Wednesday, April 24, 2013

Brazil's Orwellian Islamabad

Keola and company finally made our way out of limbo, and headed south via Miami to Brasilia.  Nothing to report or speak of on the way down, and we arrived redeyed to Brasilia.

Years ago, I wrote an entry on Islamabad titled "Pakistan's Orwellian Brasilia," and in the spirit of its opposite, we have arrived in Brazil's Orwellian Islamabad.

Brazil's capital turned 53 years old just the other day, and sadly we missed the celebrations.  I find the city to be a bit fascinating.  It is laid out in quadrants and sectors, with wide boulevards driving through.  There is nary a place to make a left turn in the whole city- those are conducted via circles and underpasses.  The city feels as inorganic as you can expect from a new capital that was built from scratch some 5 decades prior in the middle of nowhere.  But it also has its charm.

Keola and company headed out last night for dinner with my contact at the Embassy, Ramona the ACAO.  We took a taxi to meet her and her husband Ted (who also works at the Embassy), and I chatted during the ride with the amiable driver in spanguese- the bastardized Portuguese that I speak of pushing Spanish words out through my nose.  He told us of the satellite cities that ring the Brazilian capital, the traffic of the greater Brasilia area and how expensive life can be in Brazil's capital.
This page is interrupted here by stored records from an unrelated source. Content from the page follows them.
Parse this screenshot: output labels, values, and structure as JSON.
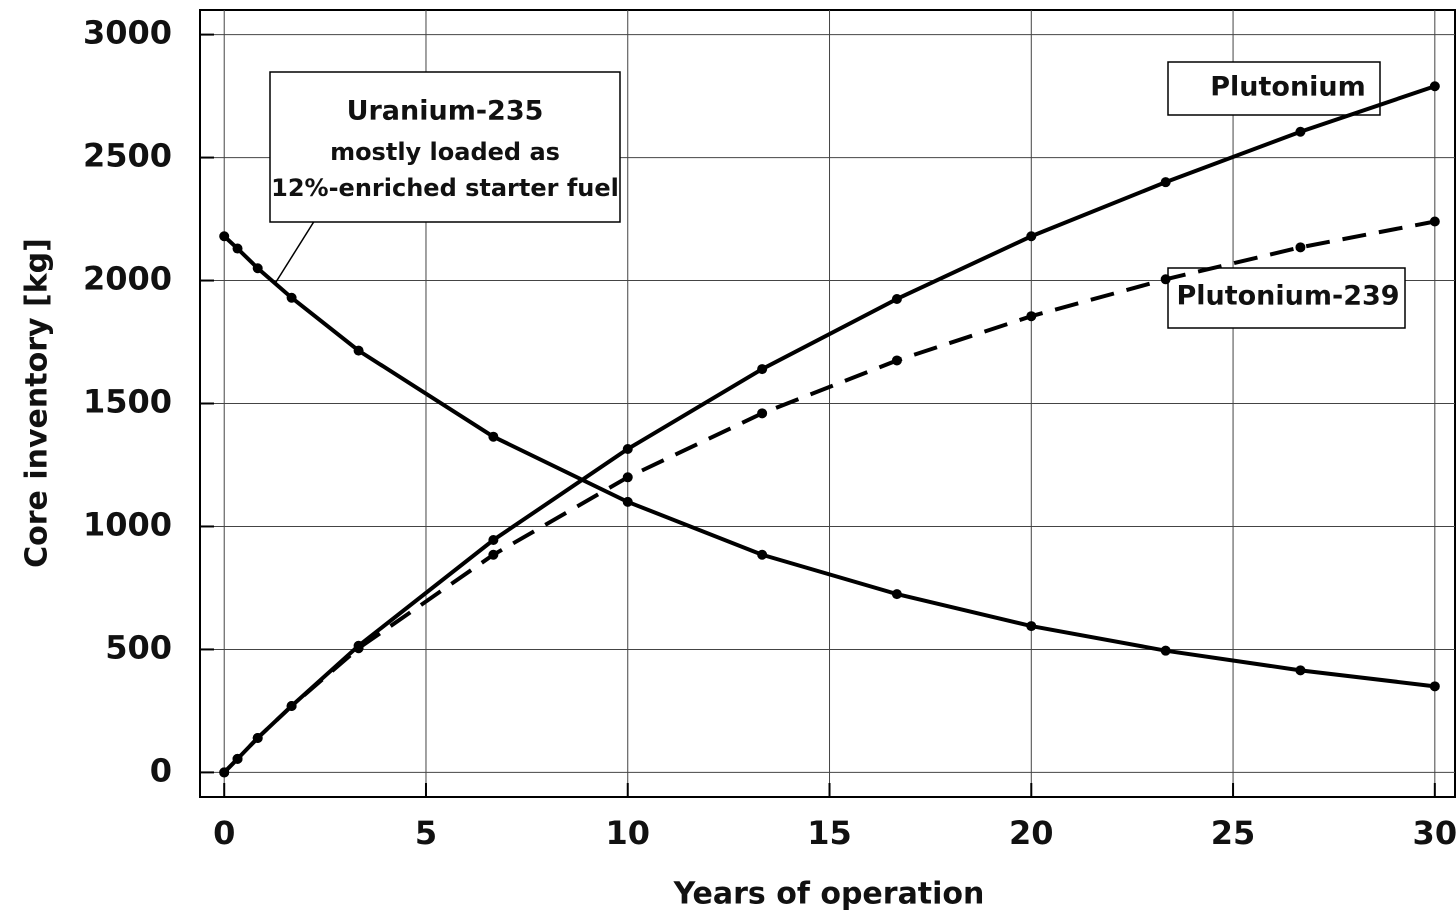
{
  "chart_data": {
    "type": "line",
    "x_label": "Years of operation",
    "y_label": "Core inventory [kg]",
    "x": [
      0,
      0.33,
      0.83,
      1.67,
      3.33,
      6.67,
      10,
      13.33,
      16.67,
      20,
      23.33,
      26.67,
      30
    ],
    "series": [
      {
        "name": "Uranium-235",
        "color": "#000000",
        "dash": false,
        "values": [
          2180,
          2130,
          2050,
          1930,
          1715,
          1365,
          1100,
          885,
          725,
          595,
          495,
          415,
          350
        ]
      },
      {
        "name": "Plutonium",
        "color": "#000000",
        "dash": false,
        "values": [
          0,
          55,
          140,
          270,
          515,
          945,
          1315,
          1640,
          1925,
          2180,
          2400,
          2605,
          2790
        ]
      },
      {
        "name": "Plutonium-239",
        "color": "#000000",
        "dash": true,
        "values": [
          0,
          55,
          140,
          270,
          505,
          885,
          1200,
          1460,
          1675,
          1855,
          2005,
          2135,
          2240
        ]
      }
    ],
    "annotations": [
      "Uranium-235",
      "mostly loaded as",
      "12%-enriched starter fuel"
    ],
    "xlim": [
      -0.6,
      30.5
    ],
    "ylim": [
      -100,
      3100
    ],
    "xticks": [
      0,
      5,
      10,
      15,
      20,
      25,
      30
    ],
    "yticks": [
      0,
      500,
      1000,
      1500,
      2000,
      2500,
      3000
    ],
    "grid": true
  }
}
We arrived to an immaculate hole-in-the-wall called Paulecia to meet Ramona and Ted.  We sat out on the back patio, at plastic tables on plastic chairs.  The metal barbecue that was shaped like a tin house was just a stone's throw away, and the grey smoke swirled around in the cool night.  We sat out in the cool evening, sipping Antartica beer in small cups as the barbecuer kept bringing us picahna- hunks of meat with a thick marble of fat on top-rolled in rock salt and cooked to perfection.  He would take the chunk of meat right off the grill and right to our table, and slice it small.  We breathed in the smoke of the grill as we ate the perfect cuts of grilled picahna kept coming our way until we could stomach no more.  'Twas quite an immaculate welcome to Brasilia.